Ugh, Trailing stop limit sells.

So I finally got margin set up and since I’ve bought a bunch on it, I decided to set up some trailing stop limits. Good call right? I thought so. Got even more excited as the stock price climbed and climbed today, a nice 1.X% gain in 24 hours ain’t half bad. Then some S.O.B. decides to fatfinger a sell order for about a 3% loss, last order reflects this lowball deal, kicks my limit and now I’m out 2% - yep, a nominal loss on what was an otherwise fantastic day. Fan-freaking-tastic.

Sorry, just had to get that off my chest. First margin holding, first trailing stop limit, and first full market day with said holding, just my luck that some freak occurance would cost me. I guess the perk is I now have a baby tax deduction.

Well, how bad would it have been at the worst point? You got stopped out, but how much further did it go down?

More importantly, how much did it bounce back?

If it bounced back into profitability after you got sacked, then look to go long again tomorrow. And don’t put in a hard stop.

If it’s ailing, then you did the right thing.

Yeah, that comes with trading. Sometimes hard stops will protect you from catastrophe, sometimes they just get hit and then bounce back to frustrate the hell out of you. It sucks, but just take the loss and move on to the next trade.

Trailing stops are to enforce exit discipline (in a trading mindset) and to protect against disaster (in an investment mindset). No matter how you do trailing stops, you will get whipsawed from time to time. The key is to make sure that your position sizes are small enough that a whipsaw doesn’t cost you much. The goal is to avoid large drawdowns in total portfolio asset, which are much harder to recover from than a bunch of small ones.

In trading, you set your trading stops so that 1) day-to-day “normal” variations don’t stop you out, but 2) a major adverse move does. So you will generally use something like a multiple of recent volatility or average true range to set your stops.

If your stops have been hit, you can still re-enter the trade the next chance you get, if your investment/trading thesis is unchanged. Ideally, your stop getting hit is something that should force you to reconsider your thesis. You may reconsider and then decide it’s still a buy or a sell, but forcing that reconsider is important.
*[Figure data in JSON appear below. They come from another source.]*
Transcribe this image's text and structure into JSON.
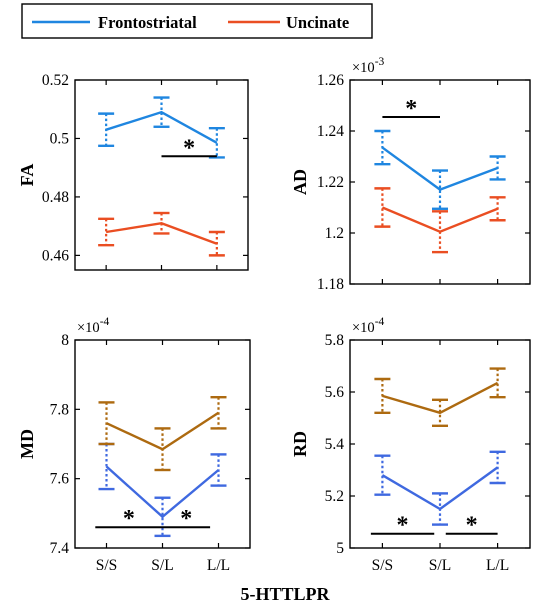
{
  "figure": {
    "xlabel": "5-HTTLPR",
    "legend": [
      {
        "name": "Frontostriatal",
        "color": "#1f86e0"
      },
      {
        "name": "Uncinate",
        "color": "#ea4e22"
      }
    ]
  },
  "chart_data": [
    {
      "type": "line",
      "ylabel": "FA",
      "exponent": "",
      "categories": [
        "S/S",
        "S/L",
        "L/L"
      ],
      "show_xticklabels": false,
      "ylim": [
        0.455,
        0.52
      ],
      "yticks": [
        0.46,
        0.48,
        0.5,
        0.52
      ],
      "ytick_labels": [
        "0.46",
        "0.48",
        "0.5",
        "0.52"
      ],
      "series": [
        {
          "name": "Frontostriatal",
          "color": "#1f86e0",
          "values": [
            0.503,
            0.509,
            0.4985
          ],
          "err": [
            0.0055,
            0.005,
            0.005
          ]
        },
        {
          "name": "Uncinate",
          "color": "#ea4e22",
          "values": [
            0.468,
            0.471,
            0.464
          ],
          "err": [
            0.0045,
            0.0035,
            0.004
          ]
        }
      ],
      "significance": [
        {
          "from": 1.0,
          "to": 2.0,
          "y": 0.4939,
          "label": "*"
        }
      ]
    },
    {
      "type": "line",
      "ylabel": "AD",
      "exponent": "-3",
      "categories": [
        "S/S",
        "S/L",
        "L/L"
      ],
      "show_xticklabels": false,
      "ylim": [
        1.18,
        1.26
      ],
      "yticks": [
        1.18,
        1.2,
        1.22,
        1.24,
        1.26
      ],
      "ytick_labels": [
        "1.18",
        "1.2",
        "1.22",
        "1.24",
        "1.26"
      ],
      "series": [
        {
          "name": "Frontostriatal",
          "color": "#1f86e0",
          "values": [
            1.2335,
            1.217,
            1.2255
          ],
          "err": [
            0.0065,
            0.0075,
            0.0045
          ]
        },
        {
          "name": "Uncinate",
          "color": "#ea4e22",
          "values": [
            1.21,
            1.2005,
            1.2095
          ],
          "err": [
            0.0075,
            0.008,
            0.0045
          ]
        }
      ],
      "significance": [
        {
          "from": 0.0,
          "to": 1.0,
          "y": 1.2455,
          "label": "*"
        }
      ]
    },
    {
      "type": "line",
      "ylabel": "MD",
      "exponent": "-4",
      "categories": [
        "S/S",
        "S/L",
        "L/L"
      ],
      "show_xticklabels": true,
      "ylim": [
        7.4,
        8.0
      ],
      "yticks": [
        7.4,
        7.6,
        7.8,
        8.0
      ],
      "ytick_labels": [
        "7.4",
        "7.6",
        "7.8",
        "8"
      ],
      "series": [
        {
          "name": "",
          "color": "#3f69e0",
          "values": [
            7.635,
            7.49,
            7.625
          ],
          "err": [
            0.065,
            0.055,
            0.045
          ]
        },
        {
          "name": "",
          "color": "#ad6a10",
          "values": [
            7.76,
            7.685,
            7.79
          ],
          "err": [
            0.06,
            0.06,
            0.045
          ]
        }
      ],
      "significance": [
        {
          "from": -0.2,
          "to": 1.0,
          "y": 7.46,
          "label": "*"
        },
        {
          "from": 1.0,
          "to": 1.85,
          "y": 7.46,
          "label": "*"
        }
      ]
    },
    {
      "type": "line",
      "ylabel": "RD",
      "exponent": "-4",
      "categories": [
        "S/S",
        "S/L",
        "L/L"
      ],
      "show_xticklabels": true,
      "ylim": [
        5.0,
        5.8
      ],
      "yticks": [
        5.0,
        5.2,
        5.4,
        5.6,
        5.8
      ],
      "ytick_labels": [
        "5",
        "5.2",
        "5.4",
        "5.6",
        "5.8"
      ],
      "series": [
        {
          "name": "",
          "color": "#3f69e0",
          "values": [
            5.28,
            5.15,
            5.31
          ],
          "err": [
            0.075,
            0.06,
            0.06
          ]
        },
        {
          "name": "",
          "color": "#ad6a10",
          "values": [
            5.585,
            5.52,
            5.635
          ],
          "err": [
            0.065,
            0.05,
            0.055
          ]
        }
      ],
      "significance": [
        {
          "from": -0.2,
          "to": 0.9,
          "y": 5.055,
          "label": "*"
        },
        {
          "from": 1.1,
          "to": 2.0,
          "y": 5.055,
          "label": "*"
        }
      ]
    }
  ]
}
The real worry with stop-losses is something like a flash crash, where it blasts through your floor, so you sell way low, and then bounces back rapidly, so you have to buy at virtually the original price. Im surprised that more HFT programs dont’ try doing this, though I haven’t been following them carefully.

Yeah, in the end it isn’t a huge dollar value that I lost (reopened the position shortly after), it’s just incredibly frustrating to start off a holding with a loss right off the bat. It’s an index ETF so the idea is to hold it forever anyway - just being on margin my plan was to use stops in an attempt to avoid potential margin calls. I think the order that triggered the stop was for around 3.5% below the last, and my stop limit was for a 2% loss from the high. So all I actually lost was somewhere around 1 percent on a small portion of the portfolio. No big deal, just a big p*ss off and I needed to let it out.

If it makes you feel better I sold HLF puts on yesterday’s close, oops.

I gave back two days worth of gains today in about 1 hour’s time, but on a risk adjusted basis, it was an okay loss. I’ll take it.

Poulin what do you think about NUS? Same old mlm action, get a lot of premium on these bastards.

Lock - Yup, definitely seems rich assuming they are a going concern but I really don’t know too much about the specifics of either. HLF does seem better positioned, in that I think this recent bit of news will have less impact than the negative info about NUS…but that’s probably just one of those L3 biases playing itself out since I’m in HLF and not NUS.